Delayed speech_stopped Event in Call Center System Using OpenAI Realtime API with Twilio

Hi everyone,

We’re developing a call center system using the OpenAI Realtime API, but we’re running into an issue with detecting the speech_stopped event in real time. The speech_started event is triggered correctly, but there’s a delay with speech_stopped — sometimes it takes up to 15 seconds to activate, although it does trigger immediately on some occasions.

We’re using Twilio for the voice interface, and the delay in detecting speech_stopped impacts the flow since, right afterward, we execute response.function_call_arguments.done to retrieve information from a RAG (Retrieval-Augmented Generation) system.

Has anyone encountered similar issues or found ways to optimize server_vad for better responsiveness? Are there specific parameters that might help minimize this delay?

Any insights or parameter recommendations would be greatly appreciated!

Thanks in advance!

We wanted to follow up on our previous post about the issues we were experiencing with detecting the speech_stopped event in real time.

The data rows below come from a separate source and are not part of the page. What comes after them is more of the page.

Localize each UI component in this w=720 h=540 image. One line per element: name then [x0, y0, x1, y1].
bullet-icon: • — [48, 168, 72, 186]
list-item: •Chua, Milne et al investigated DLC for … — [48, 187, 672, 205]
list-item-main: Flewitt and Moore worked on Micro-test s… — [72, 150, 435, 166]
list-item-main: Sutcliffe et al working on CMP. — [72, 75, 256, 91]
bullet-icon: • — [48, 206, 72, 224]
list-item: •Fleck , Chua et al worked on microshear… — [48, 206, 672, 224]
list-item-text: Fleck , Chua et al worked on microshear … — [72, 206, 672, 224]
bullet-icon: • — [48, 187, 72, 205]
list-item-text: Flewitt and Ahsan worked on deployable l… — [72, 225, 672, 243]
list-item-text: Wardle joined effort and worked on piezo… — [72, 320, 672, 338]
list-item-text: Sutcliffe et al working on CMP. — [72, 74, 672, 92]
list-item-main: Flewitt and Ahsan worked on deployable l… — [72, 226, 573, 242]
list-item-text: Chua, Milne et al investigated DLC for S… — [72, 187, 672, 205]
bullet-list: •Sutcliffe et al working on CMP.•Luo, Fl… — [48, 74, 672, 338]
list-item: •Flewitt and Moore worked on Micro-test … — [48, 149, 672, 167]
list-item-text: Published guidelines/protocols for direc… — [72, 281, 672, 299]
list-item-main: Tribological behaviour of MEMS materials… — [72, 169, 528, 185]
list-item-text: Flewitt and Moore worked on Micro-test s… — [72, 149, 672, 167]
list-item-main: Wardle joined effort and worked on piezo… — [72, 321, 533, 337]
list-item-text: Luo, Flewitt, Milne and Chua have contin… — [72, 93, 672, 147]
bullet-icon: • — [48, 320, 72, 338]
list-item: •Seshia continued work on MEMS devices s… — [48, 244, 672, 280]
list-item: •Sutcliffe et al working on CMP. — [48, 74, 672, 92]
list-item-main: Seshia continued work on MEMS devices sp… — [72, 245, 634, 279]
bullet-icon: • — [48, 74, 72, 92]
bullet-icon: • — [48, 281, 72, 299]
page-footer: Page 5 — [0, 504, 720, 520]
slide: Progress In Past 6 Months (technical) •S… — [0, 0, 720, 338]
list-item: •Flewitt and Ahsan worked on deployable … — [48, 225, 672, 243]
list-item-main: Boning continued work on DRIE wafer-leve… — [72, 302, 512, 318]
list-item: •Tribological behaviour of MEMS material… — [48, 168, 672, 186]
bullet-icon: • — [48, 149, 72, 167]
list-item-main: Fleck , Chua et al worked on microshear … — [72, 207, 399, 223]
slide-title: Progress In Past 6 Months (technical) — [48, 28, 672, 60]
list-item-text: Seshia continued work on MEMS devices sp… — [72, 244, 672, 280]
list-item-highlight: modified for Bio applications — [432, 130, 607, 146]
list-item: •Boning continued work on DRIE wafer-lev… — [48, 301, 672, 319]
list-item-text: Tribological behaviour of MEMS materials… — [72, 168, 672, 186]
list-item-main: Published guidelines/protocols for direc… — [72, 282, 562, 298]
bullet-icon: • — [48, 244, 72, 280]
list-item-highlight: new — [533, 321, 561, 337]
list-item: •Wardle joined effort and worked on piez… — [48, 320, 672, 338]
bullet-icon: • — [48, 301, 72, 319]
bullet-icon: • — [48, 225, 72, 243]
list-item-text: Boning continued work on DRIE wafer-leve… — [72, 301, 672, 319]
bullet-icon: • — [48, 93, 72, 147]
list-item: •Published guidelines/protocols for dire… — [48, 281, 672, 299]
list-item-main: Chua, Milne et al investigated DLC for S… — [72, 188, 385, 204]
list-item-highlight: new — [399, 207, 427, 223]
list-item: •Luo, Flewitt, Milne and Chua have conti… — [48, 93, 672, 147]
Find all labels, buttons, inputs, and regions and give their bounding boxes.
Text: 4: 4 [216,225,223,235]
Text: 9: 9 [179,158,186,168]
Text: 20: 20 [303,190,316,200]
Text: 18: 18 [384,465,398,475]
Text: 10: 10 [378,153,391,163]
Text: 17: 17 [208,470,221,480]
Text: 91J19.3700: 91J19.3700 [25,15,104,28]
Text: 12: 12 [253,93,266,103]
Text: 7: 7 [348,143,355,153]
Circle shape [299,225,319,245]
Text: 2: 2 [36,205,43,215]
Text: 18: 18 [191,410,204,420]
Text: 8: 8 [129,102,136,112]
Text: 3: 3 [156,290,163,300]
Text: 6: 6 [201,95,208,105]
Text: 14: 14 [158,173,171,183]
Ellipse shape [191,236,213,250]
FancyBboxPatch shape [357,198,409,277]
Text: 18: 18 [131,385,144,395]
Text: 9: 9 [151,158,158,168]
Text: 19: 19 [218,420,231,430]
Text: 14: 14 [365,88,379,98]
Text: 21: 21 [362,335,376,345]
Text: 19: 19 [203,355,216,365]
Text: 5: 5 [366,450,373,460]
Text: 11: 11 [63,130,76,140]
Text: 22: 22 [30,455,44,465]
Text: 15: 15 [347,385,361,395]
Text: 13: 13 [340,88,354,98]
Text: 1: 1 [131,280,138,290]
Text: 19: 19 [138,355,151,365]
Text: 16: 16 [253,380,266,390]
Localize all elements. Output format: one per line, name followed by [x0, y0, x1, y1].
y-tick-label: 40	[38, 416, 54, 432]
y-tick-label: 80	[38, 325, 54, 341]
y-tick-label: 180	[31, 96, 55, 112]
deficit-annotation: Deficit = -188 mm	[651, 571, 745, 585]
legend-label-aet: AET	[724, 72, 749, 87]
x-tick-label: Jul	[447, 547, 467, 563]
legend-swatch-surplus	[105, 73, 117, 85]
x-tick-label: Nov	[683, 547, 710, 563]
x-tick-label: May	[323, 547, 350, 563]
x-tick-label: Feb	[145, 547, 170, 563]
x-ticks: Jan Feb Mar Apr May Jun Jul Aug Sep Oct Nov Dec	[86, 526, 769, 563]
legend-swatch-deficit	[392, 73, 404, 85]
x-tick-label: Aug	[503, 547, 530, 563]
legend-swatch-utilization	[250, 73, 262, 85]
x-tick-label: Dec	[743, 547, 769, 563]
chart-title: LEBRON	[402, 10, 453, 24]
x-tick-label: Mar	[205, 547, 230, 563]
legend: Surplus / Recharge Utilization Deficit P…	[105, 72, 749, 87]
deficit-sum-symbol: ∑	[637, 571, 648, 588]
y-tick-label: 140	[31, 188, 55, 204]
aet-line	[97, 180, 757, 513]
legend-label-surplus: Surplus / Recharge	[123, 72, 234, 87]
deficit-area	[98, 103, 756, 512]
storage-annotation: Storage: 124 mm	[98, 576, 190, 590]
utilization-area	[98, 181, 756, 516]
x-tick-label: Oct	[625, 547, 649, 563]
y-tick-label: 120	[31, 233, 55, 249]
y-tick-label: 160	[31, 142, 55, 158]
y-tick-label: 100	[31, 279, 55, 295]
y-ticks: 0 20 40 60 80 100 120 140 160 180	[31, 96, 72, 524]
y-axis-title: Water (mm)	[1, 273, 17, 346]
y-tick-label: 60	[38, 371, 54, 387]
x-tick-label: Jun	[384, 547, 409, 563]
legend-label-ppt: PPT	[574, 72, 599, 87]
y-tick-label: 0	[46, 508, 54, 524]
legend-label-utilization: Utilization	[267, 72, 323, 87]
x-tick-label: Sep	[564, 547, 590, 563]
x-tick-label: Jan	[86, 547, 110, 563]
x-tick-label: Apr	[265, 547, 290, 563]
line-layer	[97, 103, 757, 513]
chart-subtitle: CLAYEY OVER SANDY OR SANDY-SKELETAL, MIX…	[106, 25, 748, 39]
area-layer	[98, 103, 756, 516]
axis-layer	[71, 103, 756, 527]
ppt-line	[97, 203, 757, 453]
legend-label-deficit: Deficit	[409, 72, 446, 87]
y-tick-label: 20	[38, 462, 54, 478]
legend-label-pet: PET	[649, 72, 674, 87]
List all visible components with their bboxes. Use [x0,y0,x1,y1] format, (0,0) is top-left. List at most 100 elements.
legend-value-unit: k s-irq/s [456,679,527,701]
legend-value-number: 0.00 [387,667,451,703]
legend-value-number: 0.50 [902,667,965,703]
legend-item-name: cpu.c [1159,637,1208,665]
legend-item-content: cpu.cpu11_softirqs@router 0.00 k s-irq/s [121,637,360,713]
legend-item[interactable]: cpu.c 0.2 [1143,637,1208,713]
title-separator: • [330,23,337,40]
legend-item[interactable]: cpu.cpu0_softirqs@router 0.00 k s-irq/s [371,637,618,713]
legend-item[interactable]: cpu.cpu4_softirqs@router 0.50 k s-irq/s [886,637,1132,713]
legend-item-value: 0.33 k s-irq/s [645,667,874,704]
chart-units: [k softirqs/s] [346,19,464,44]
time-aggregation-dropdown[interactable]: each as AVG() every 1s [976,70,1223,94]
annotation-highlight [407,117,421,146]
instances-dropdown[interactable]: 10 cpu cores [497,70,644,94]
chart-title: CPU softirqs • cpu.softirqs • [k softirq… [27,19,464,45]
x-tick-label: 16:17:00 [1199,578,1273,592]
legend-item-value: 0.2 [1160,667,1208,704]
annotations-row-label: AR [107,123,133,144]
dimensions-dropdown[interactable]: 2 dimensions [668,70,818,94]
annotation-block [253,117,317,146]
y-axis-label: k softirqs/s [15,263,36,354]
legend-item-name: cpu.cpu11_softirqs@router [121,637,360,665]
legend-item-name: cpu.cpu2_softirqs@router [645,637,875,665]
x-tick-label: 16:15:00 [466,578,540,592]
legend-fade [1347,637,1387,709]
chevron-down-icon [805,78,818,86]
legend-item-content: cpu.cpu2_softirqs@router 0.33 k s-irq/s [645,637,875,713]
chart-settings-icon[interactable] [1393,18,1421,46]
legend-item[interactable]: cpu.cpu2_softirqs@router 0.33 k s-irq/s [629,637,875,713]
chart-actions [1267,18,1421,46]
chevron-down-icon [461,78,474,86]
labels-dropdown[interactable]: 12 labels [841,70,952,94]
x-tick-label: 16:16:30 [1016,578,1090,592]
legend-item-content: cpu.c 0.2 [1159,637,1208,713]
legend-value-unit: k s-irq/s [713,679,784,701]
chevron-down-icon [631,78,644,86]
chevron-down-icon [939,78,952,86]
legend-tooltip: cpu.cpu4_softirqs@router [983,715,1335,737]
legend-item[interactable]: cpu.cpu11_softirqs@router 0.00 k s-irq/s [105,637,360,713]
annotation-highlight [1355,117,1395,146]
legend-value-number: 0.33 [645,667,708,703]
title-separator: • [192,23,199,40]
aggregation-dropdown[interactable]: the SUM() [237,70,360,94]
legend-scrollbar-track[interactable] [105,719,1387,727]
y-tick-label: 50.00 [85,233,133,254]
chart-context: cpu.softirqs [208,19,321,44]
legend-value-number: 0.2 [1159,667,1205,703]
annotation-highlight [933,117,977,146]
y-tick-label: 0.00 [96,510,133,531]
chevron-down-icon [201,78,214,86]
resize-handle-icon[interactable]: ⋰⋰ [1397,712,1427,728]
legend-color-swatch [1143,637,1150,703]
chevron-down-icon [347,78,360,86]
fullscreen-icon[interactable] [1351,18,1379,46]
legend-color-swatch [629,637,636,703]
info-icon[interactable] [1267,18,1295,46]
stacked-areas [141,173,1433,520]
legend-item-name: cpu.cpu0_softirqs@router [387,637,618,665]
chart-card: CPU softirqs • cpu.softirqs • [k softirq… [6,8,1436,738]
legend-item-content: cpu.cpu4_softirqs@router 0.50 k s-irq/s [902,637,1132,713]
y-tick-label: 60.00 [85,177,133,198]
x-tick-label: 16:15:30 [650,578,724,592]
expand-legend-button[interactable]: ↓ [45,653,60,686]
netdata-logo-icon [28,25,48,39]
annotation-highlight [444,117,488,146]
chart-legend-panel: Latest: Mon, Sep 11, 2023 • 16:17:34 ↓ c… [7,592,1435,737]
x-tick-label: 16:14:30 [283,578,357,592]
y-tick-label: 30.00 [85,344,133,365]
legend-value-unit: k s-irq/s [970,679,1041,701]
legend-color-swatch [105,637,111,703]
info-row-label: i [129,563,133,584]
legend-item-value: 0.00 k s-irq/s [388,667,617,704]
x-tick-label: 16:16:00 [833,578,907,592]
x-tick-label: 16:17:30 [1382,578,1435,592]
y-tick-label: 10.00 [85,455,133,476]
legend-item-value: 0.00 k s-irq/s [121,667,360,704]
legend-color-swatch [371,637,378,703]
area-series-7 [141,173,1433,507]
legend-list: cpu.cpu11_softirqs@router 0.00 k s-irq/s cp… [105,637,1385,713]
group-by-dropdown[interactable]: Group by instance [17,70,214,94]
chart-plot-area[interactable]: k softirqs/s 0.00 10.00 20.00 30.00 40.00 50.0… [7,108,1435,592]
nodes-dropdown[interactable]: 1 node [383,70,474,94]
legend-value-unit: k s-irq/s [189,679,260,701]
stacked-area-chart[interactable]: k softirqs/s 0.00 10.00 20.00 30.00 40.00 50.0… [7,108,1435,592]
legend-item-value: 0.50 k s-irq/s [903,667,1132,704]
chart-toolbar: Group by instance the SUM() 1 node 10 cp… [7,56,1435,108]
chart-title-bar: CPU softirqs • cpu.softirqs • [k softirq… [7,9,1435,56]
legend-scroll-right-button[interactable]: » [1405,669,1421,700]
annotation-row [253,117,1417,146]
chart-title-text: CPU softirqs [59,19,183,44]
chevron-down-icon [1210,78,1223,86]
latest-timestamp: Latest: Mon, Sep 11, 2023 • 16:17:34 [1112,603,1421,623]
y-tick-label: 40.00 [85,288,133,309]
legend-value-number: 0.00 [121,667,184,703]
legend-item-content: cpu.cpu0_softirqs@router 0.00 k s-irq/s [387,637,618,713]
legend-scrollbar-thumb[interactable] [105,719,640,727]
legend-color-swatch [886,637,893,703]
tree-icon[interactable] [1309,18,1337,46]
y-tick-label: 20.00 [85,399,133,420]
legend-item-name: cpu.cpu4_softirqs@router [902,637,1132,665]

After thorough investigation, we’ve determined that the problem wasn’t on our side but rather an issue with the connection between Twilio and our server.

Specifically, it seems the issue was tied to a number we had purchased in Chicago. For reasons that Twilio is still investigating, this number occasionally experienced substantial connection losses, which affected not only the detection of speech_stopped but also the overall speech understanding.

As a workaround, we created a new number, and everything is now functioning perfectly without any delays or missed events. We’ll share more details if Twilio provides further clarification on the underlying cause.